Class Pair is a friendly wrapper and saves user from System.Reflection.Emit intricacies. The code is intended to be compiled as library. Strings as pair are not supported; to support them it could be done inside class Pair on high level language. Immediately at the beginning of Sum insert something like this:

if(current=="System.String")
{
Console.WriteLine(Convert.ToString(a)+Convert.ToString(b));
return;
}

Changing "current" from string to type and accordingly "build" method to accept type instead of string eliminates few Type.GetType(currentType) calls but I didn't find any significant performance improvement. So here is code from test app:

Pair p=new Pair(1,2);
p.Sum();
p=new Pair(1.2,2.4);
p.Sum();
p=new Pair(3.2f,5.4f);
p.Sum();
Console.Read();

Don't forget to reference library csc /r:<file name> ...
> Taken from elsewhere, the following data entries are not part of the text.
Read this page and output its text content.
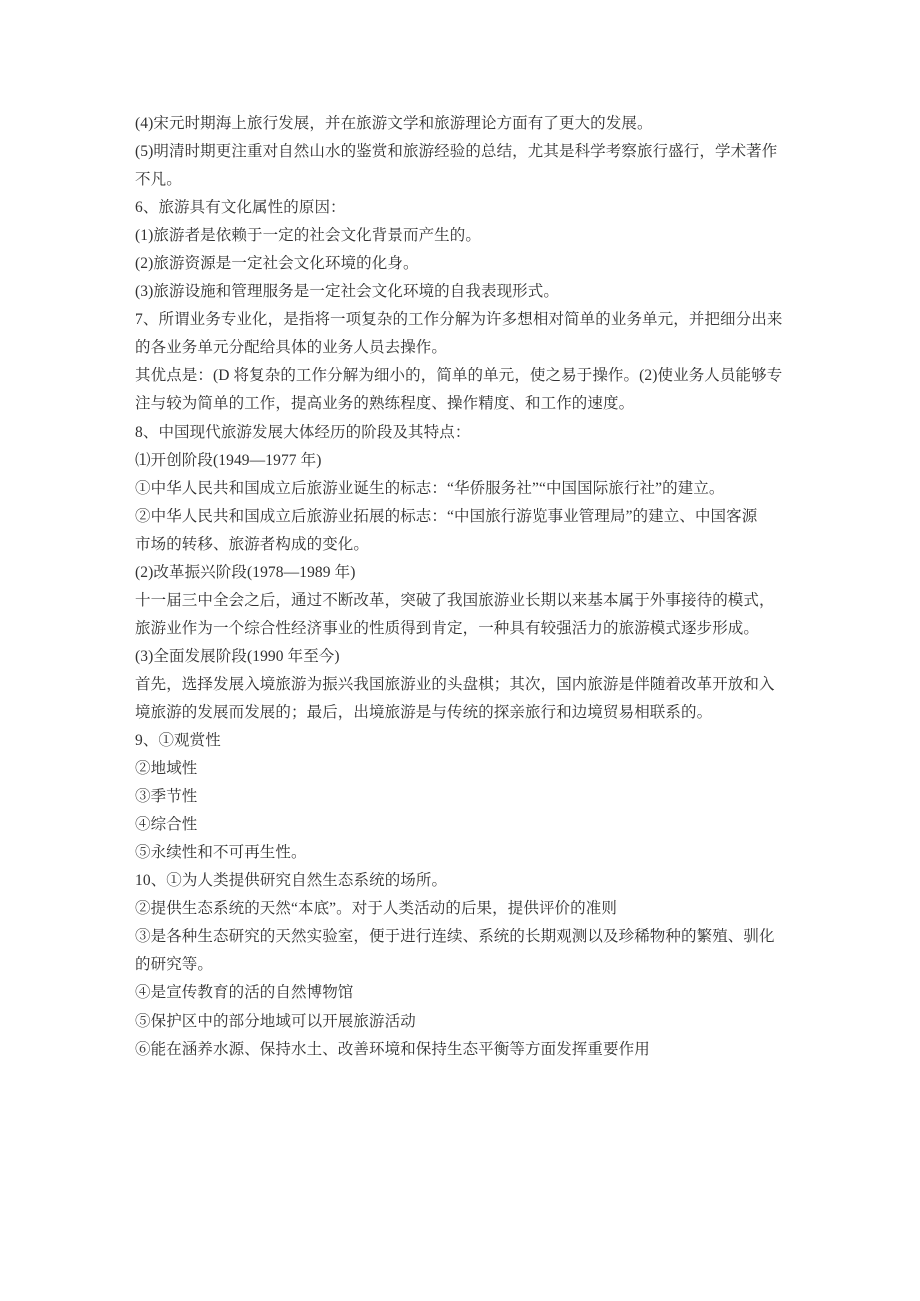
(4)宋元时期海上旅行发展，并在旅游文学和旅游理论方面有了更大的发展。
(5)明清时期更注重对自然山水的鉴赏和旅游经验的总结，尤其是科学考察旅行盛行，学术著作
不凡。
6、旅游具有文化属性的原因：
(1)旅游者是依赖于一定的社会文化背景而产生的。
(2)旅游资源是一定社会文化环境的化身。
(3)旅游设施和管理服务是一定社会文化环境的自我表现形式。
7、所谓业务专业化，是指将一项复杂的工作分解为许多想相对简单的业务单元，并把细分出来
的各业务单元分配给具体的业务人员去操作。
其优点是：(D 将复杂的工作分解为细小的，简单的单元，使之易于操作。(2)使业务人员能够专
注与较为简单的工作，提高业务的熟练程度、操作精度、和工作的速度。
8、中国现代旅游发展大体经历的阶段及其特点：
⑴开创阶段(1949—1977 年)
①中华人民共和国成立后旅游业诞生的标志：“华侨服务社”“中国国际旅行社”的建立。
②中华人民共和国成立后旅游业拓展的标志：“中国旅行游览事业管理局”的建立、中国客源
市场的转移、旅游者构成的变化。
(2)改革振兴阶段(1978—1989 年)
十一届三中全会之后，通过不断改革，突破了我国旅游业长期以来基本属于外事接待的模式，
旅游业作为一个综合性经济事业的性质得到肯定，一种具有较强活力的旅游模式逐步形成。
(3)全面发展阶段(1990 年至今)
首先，选择发展入境旅游为振兴我国旅游业的头盘棋；其次，国内旅游是伴随着改革开放和入
境旅游的发展而发展的；最后，出境旅游是与传统的探亲旅行和边境贸易相联系的。
9、①观赏性
②地域性
③季节性
④综合性
⑤永续性和不可再生性。
10、①为人类提供研究自然生态系统的场所。
②提供生态系统的天然“本底”。对于人类活动的后果，提供评价的准则
③是各种生态研究的天然实验室，便于进行连续、系统的长期观测以及珍稀物种的繁殖、驯化
的研究等。
④是宣传教育的活的自然博物馆
⑤保护区中的部分地域可以开展旅游活动
⑥能在涵养水源、保持水土、改善环境和保持生态平衡等方面发挥重要作用
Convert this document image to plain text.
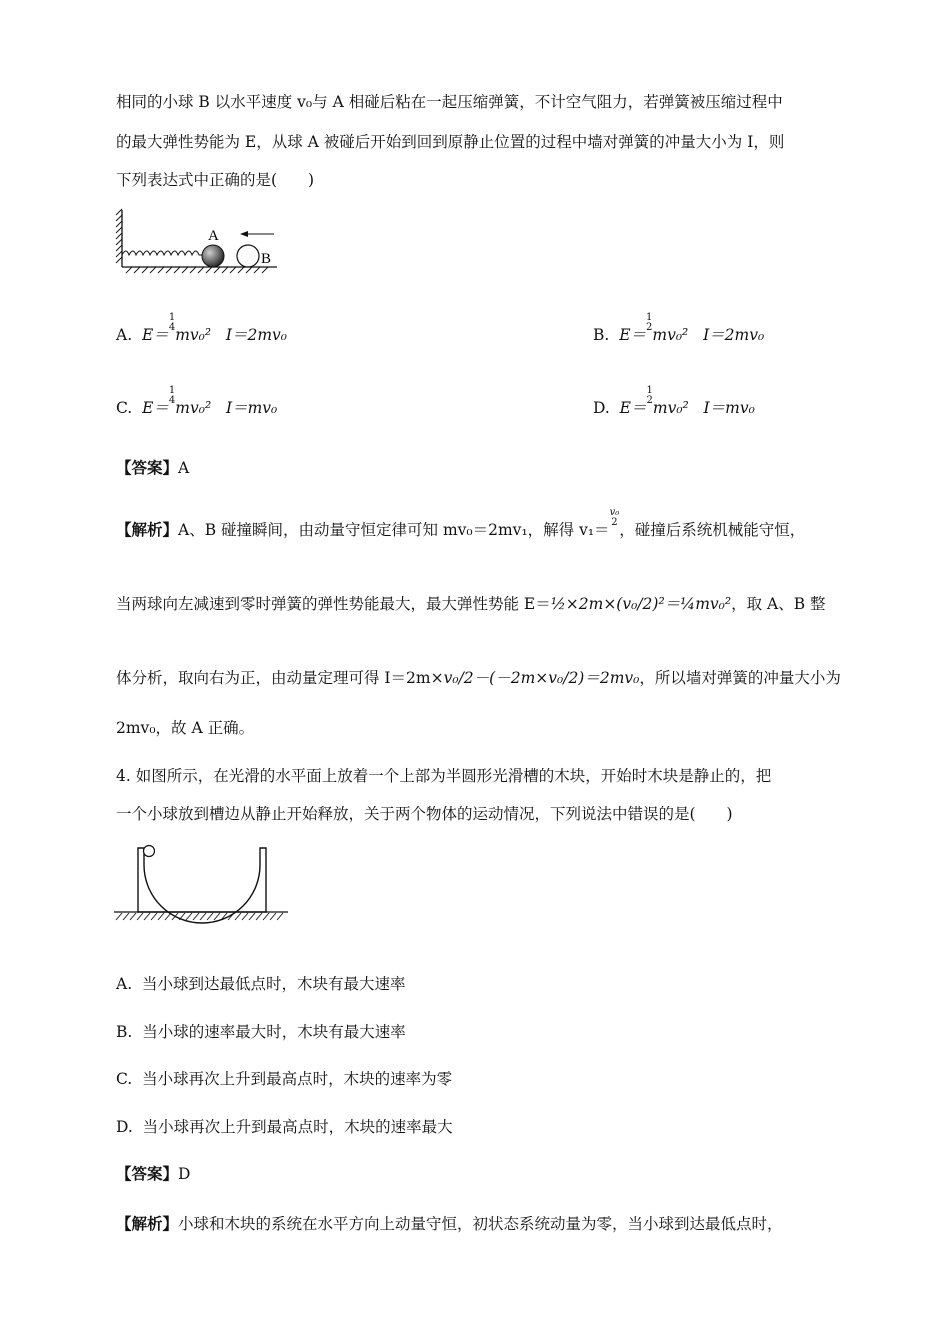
相同的小球 B 以水平速度 v₀与 A 相碰后粘在一起压缩弹簧，不计空气阻力，若弹簧被压缩过程中
的最大弹性势能为 E，从球 A 被碰后开始到回到原静止位置的过程中墙对弹簧的冲量大小为 I，则
下列表达式中正确的是(　　)
A
B
A. E＝
1
4 mv₀² I＝2mv₀	B. E＝
1
2 mv₀² I＝2mv₀
C. E＝
1
4 mv₀² I＝mv₀	D. E＝
1
2 mv₀² I＝mv₀
【答案】A
【解析】A、B 碰撞瞬间，由动量守恒定律可知 mv₀＝2mv₁，解得 v₁＝
v₀
2 ，碰撞后系统机械能守恒，
当两球向左减速到零时弹簧的弹性势能最大，最大弹性势能 E＝½×2m×(v₀/2)²＝¼mv₀²，取 A、B 整
体分析，取向右为正，由动量定理可得 I＝2m×v₀/2－(－2m×v₀/2)＝2mv₀，所以墙对弹簧的冲量大小为
2mv₀，故 A 正确。
4. 如图所示，在光滑的水平面上放着一个上部为半圆形光滑槽的木块，开始时木块是静止的，把
一个小球放到槽边从静止开始释放，关于两个物体的运动情况，下列说法中错误的是(　　)
A. 当小球到达最低点时，木块有最大速率
B. 当小球的速率最大时，木块有最大速率
C. 当小球再次上升到最高点时，木块的速率为零
D. 当小球再次上升到最高点时，木块的速率最大
【答案】D
【解析】小球和木块的系统在水平方向上动量守恒，初状态系统动量为零，当小球到达最低点时，
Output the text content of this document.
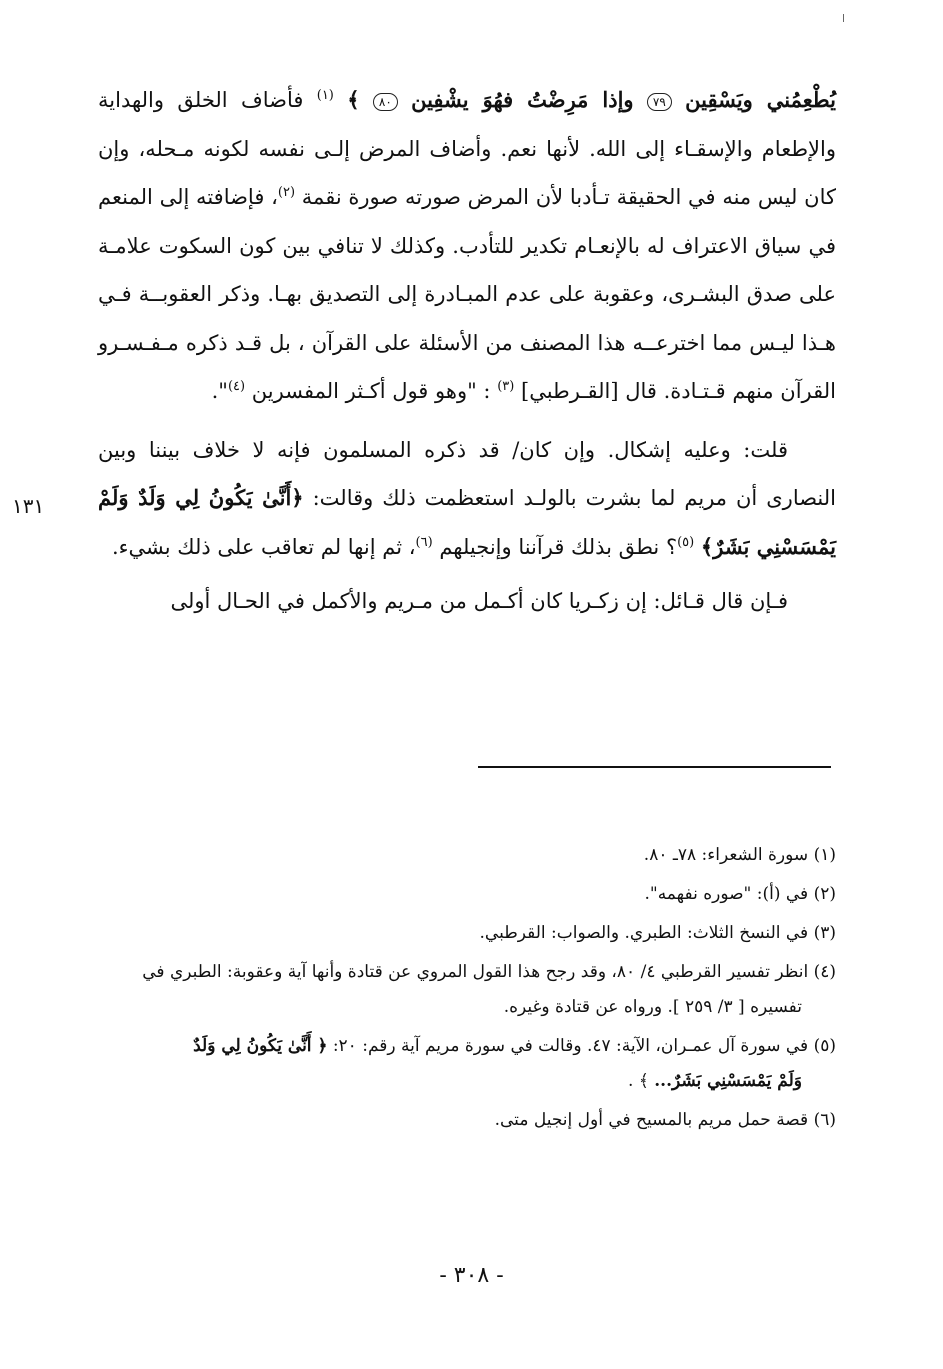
١٣١

يُطْعِمُني ويَسْقِين ٧٩ وإذا مَرِضْتُ فهُوَ يشْفِين ٨٠ ﴾ $^{(١)}$ فأضاف الخلق والهداية والإطعام والإسقـاء إلى الله. لأنها نعم. وأضاف المرض إلـى نفسه لكونه مـحله، وإن كان ليس منه في الحقيقة تـأدبا لأن المرض صورته صورة نقمة $^{(٢)}$، فإضافته إلى المنعم في سياق الاعتراف له بالإنعـام تكدير للتأدب. وكذلك لا تنافي بين كون السكوت علامـة على صدق البشـرى، وعقوبة على عدم المبـادرة إلى التصديق بهـا. وذكر العقوبــة فـي هـذا ليـس مما اخترعــه هذا المصنف من الأسئلة على القرآن ، بل قـد ذكره مـفـسـرو القرآن منهم قـتـادة. قال [القـرطبي] $^{(٣)}$ : "وهو قول أكـثر المفسرين $^{(٤)}$".

قلت: وعليه إشكال. وإن كان/ قد ذكره المسلمون فإنه لا خلاف بيننا وبين النصارى أن مريم لما بشرت بالولـد استعظمت ذلك وقالت: ﴿أَنَّىٰ يَكُونُ لِي وَلَدٌ وَلَمْ يَمْسَسْنِي بَشَرٌ﴾ $^{(٥)}$؟ نطق بذلك قرآننا وإنجيلهم $^{(٦)}$، ثم إنها لم تعاقب على ذلك بشيء.

فـإن قال قـائل: إن زكـريا كان أكـمل من مـريم والأكمل في الحـال أولى

(١) سورة الشعراء: ٧٨ـ ٨٠.

(٢) في (أ): "صوره نفهمه".

(٣) في النسخ الثلاث: الطبري. والصواب: القرطبي.

(٤) انظر تفسير القرطبي ٤/ ٨٠، وقد رجح هذا القول المروي عن قتادة وأنها آية وعقوبة: الطبري في

تفسيره [ ٣/ ٢٥٩ ]. ورواه عن قتادة وغيره.

(٥) في سورة آل عمـران، الآية: ٤٧. وقالت في سورة مريم آية رقم: ٢٠: ﴿ أَنَّىٰ يَكُونُ لِي وَلَدٌ

وَلَمْ يَمْسَسْنِي بَشَرٌ... ﴾ .

(٦) قصة حمل مريم بالمسيح في أول إنجيل متى.

- ٣٠٨ -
Going from comfort related with writing code in high level language like C# or VB to difficulties related with work in assembly language will be probably big minus for this approach if we are talking about the number of potential users (developers, not final users). But increase in speed is significant, while first example takes (on my machine which is not very fast) around 5 seconds to execute, second executes in 0.2 seconds. Changing significantly the content of the method in the second example will probably result in work similar to that one which is required for writing compiler. But if we restrict number of possible methods it is always possible to prepare number of templates for creation of IL code, so that would make these changes possible to some degree. Combining that with factory pattern could result in something that is not that difficult to work with.